El personal del Banco Central Europeo (BCE) estudia una posible renovación de su objetivo de inflación, según funcionarios familiarizados con el tema, en una medida que podría animar a los responsables políticos a buscar estímulos monetarios por más tiempo.
El personal analiza de manera informal el enfoque de política de la institución, incluida la pregunta de si el objetivo actual del crecimiento de los precios al consumidor “por debajo, pero cerca a 2%” sigue siendo adecuado para la era posterior a la crisis.
Cambio de mando
El presidente Mario Draghi está a favor de un enfoque “simétrico”, lo que significa que la flexibilidad está por encima o por debajo de una meta específica de 2%, dijeron los funcionarios, pidiendo no ser identificados, ya que por ahora esta labor es confidencial y preliminar. Esto permitiría al BCE mantener la inflación elevada durante un tiempo, después de un período de debilidad para garantizar que el crecimiento de los precios se haya afianzado.
Los miembros del Consejo de Gobierno recibieron una presentación de Massimo Rostagno, director general de política monetaria del BCE, sobre la efectividad del objetivo actual, según uno de los funcionarios.

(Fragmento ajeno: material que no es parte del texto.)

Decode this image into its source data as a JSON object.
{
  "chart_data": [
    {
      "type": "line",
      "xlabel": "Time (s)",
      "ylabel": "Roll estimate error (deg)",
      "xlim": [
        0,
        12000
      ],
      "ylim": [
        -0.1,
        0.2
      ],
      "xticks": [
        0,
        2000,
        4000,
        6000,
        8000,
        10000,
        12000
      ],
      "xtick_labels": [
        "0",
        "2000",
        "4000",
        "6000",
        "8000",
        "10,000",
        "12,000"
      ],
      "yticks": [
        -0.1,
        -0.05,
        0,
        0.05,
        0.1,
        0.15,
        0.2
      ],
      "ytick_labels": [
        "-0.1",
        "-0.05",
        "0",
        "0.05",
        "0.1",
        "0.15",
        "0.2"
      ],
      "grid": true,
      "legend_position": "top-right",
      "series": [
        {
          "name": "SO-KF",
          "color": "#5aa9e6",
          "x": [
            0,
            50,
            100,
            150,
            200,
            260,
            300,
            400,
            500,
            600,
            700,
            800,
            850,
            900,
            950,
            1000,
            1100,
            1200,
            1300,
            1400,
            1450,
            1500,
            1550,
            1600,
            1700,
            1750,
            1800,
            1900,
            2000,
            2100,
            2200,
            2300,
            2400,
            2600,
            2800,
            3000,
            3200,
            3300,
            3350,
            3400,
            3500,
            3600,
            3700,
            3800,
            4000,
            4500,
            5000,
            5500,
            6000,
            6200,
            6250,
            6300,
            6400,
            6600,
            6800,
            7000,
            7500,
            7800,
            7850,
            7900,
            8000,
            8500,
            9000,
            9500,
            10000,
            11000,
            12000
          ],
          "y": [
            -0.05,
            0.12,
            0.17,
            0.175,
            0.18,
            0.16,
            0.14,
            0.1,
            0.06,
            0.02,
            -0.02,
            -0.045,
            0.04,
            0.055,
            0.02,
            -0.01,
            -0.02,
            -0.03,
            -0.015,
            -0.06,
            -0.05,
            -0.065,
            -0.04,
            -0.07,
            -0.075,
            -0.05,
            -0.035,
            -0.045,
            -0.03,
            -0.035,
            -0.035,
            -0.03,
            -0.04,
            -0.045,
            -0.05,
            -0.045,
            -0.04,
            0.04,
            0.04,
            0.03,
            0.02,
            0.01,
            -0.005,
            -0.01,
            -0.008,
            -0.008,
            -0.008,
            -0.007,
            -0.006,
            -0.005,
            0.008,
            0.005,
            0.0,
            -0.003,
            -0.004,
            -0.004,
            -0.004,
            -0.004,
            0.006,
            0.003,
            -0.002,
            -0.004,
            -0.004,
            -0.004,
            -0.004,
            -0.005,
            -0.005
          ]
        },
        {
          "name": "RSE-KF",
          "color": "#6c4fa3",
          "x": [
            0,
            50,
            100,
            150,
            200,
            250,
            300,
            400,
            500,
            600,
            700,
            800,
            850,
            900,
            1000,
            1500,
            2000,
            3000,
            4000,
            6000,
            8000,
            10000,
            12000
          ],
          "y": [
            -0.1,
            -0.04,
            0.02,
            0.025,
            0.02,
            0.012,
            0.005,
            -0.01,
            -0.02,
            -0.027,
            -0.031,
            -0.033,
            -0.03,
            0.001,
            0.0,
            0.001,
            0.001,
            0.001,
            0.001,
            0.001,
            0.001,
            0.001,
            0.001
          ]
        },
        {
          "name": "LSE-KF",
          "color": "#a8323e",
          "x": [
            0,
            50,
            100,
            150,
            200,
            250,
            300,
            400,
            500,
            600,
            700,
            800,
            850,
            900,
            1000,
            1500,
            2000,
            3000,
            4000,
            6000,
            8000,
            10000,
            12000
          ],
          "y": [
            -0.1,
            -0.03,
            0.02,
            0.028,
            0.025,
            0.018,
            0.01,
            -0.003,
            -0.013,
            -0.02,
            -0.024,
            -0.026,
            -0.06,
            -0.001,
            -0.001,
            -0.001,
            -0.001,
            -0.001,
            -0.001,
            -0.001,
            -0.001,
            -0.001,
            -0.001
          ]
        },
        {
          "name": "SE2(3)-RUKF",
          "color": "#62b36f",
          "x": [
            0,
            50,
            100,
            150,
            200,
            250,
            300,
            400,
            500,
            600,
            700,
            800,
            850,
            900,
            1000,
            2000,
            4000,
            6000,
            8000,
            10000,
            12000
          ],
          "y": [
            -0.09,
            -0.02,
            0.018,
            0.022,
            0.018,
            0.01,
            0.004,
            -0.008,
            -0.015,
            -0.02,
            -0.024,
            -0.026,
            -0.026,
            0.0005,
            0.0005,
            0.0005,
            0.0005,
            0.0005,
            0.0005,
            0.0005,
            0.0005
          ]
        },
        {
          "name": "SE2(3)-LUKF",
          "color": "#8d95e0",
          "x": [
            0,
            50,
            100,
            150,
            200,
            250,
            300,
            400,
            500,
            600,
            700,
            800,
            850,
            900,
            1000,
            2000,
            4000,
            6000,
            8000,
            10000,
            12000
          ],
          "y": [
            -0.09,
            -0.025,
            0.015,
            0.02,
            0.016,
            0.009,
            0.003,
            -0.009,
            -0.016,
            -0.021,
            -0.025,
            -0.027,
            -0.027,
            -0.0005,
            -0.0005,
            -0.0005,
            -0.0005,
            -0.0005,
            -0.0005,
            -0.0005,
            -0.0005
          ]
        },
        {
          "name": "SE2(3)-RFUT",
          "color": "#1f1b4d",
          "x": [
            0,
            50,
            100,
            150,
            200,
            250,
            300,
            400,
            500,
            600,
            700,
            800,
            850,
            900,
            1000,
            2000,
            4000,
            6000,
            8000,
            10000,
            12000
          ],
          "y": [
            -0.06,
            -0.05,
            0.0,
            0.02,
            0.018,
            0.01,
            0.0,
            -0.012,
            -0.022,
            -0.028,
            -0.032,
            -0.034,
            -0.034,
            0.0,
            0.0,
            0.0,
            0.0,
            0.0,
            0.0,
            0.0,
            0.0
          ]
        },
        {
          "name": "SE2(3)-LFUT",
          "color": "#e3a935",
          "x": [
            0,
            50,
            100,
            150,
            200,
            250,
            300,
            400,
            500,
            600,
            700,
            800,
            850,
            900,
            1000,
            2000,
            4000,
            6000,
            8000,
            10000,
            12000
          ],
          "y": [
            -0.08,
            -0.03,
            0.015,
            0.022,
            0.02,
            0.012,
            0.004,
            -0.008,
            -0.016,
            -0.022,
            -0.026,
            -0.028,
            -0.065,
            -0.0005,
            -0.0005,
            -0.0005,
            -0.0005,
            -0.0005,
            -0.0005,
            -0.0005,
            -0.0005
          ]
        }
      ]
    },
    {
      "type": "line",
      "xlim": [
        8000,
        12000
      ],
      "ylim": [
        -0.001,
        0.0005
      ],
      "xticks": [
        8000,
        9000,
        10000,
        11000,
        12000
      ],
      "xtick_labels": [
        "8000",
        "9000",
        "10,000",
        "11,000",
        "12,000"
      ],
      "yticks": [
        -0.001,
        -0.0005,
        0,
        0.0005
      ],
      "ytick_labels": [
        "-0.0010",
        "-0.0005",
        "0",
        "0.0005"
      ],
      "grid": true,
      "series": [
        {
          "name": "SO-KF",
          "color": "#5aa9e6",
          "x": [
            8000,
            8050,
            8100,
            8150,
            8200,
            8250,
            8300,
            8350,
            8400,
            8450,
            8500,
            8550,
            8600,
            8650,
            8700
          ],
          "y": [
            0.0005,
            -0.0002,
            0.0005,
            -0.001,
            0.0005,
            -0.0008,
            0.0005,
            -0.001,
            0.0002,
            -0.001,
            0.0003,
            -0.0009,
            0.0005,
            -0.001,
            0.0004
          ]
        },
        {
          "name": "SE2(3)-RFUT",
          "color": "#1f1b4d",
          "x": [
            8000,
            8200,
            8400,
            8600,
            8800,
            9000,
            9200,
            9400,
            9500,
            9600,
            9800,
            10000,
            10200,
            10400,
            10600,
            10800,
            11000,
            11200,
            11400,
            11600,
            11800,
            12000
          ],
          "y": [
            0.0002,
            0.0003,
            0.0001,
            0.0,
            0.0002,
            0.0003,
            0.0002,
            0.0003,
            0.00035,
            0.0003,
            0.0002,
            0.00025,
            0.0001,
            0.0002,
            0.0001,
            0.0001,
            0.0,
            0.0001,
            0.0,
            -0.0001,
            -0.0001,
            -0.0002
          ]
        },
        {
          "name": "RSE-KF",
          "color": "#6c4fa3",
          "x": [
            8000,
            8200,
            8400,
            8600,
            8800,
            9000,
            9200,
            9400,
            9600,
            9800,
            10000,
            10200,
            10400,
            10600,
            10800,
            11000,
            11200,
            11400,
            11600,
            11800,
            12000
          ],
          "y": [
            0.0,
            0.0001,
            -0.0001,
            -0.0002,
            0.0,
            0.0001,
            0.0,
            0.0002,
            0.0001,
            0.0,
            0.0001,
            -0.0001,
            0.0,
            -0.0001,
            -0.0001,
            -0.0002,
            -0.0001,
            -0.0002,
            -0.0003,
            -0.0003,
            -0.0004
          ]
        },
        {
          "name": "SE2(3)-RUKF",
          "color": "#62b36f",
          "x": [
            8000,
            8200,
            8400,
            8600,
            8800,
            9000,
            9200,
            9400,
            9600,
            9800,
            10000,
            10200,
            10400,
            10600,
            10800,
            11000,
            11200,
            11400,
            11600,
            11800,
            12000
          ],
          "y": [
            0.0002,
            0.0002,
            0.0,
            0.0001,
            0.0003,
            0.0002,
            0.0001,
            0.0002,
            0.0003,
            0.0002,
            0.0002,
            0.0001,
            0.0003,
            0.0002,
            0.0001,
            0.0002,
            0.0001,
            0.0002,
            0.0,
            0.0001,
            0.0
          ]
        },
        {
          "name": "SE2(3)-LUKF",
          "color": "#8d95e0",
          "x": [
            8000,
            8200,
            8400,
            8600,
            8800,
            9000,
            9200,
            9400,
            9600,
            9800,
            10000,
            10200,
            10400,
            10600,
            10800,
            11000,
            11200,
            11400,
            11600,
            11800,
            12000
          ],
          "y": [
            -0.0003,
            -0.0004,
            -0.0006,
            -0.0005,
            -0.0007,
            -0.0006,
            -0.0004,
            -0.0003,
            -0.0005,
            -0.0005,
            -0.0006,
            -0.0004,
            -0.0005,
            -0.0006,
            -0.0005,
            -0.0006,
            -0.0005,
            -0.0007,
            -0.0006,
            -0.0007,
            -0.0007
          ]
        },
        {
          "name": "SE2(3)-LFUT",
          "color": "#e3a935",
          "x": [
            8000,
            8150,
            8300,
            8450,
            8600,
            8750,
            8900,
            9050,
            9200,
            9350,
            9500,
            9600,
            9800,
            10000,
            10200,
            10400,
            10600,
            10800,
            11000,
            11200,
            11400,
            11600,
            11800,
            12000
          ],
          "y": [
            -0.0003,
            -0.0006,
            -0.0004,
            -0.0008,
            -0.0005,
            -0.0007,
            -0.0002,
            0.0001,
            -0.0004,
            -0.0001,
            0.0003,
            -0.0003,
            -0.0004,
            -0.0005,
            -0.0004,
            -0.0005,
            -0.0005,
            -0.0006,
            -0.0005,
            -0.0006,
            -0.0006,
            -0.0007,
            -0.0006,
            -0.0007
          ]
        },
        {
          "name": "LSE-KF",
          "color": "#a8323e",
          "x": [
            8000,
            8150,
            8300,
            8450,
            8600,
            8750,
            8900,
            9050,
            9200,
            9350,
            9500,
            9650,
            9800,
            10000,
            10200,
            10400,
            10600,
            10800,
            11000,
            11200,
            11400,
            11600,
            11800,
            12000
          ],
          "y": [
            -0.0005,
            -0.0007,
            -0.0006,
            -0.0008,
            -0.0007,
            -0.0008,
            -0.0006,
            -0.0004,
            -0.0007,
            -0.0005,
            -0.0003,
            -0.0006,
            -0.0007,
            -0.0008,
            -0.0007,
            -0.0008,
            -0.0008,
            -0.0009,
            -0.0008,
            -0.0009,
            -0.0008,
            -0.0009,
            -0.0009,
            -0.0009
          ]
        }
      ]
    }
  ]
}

Rostagno demostró que un objetivo directo de 2% facilitaría el aumento de la inflación y las expectativas de precios, y reduciría la necesidad de presionar las tasas de interés por debajo de cero en el futuro.
Cambiar el objetivo en sí probablemente requeriría una revisión formal, dijeron los funcionarios. Un portavoz del BCE declinó hacer comentarios.
Los bonos y las acciones repuntaron tras el informe. Una reorganización del marco sería otro paso en la transformación del BCE en las últimas dos décadas, pasando de un banco central tradicional, basado en el Bundesbank, a uno que adopta estrategias innovadoras para un mundo en el que los modelos económicos estándar ya no parecen funcionar.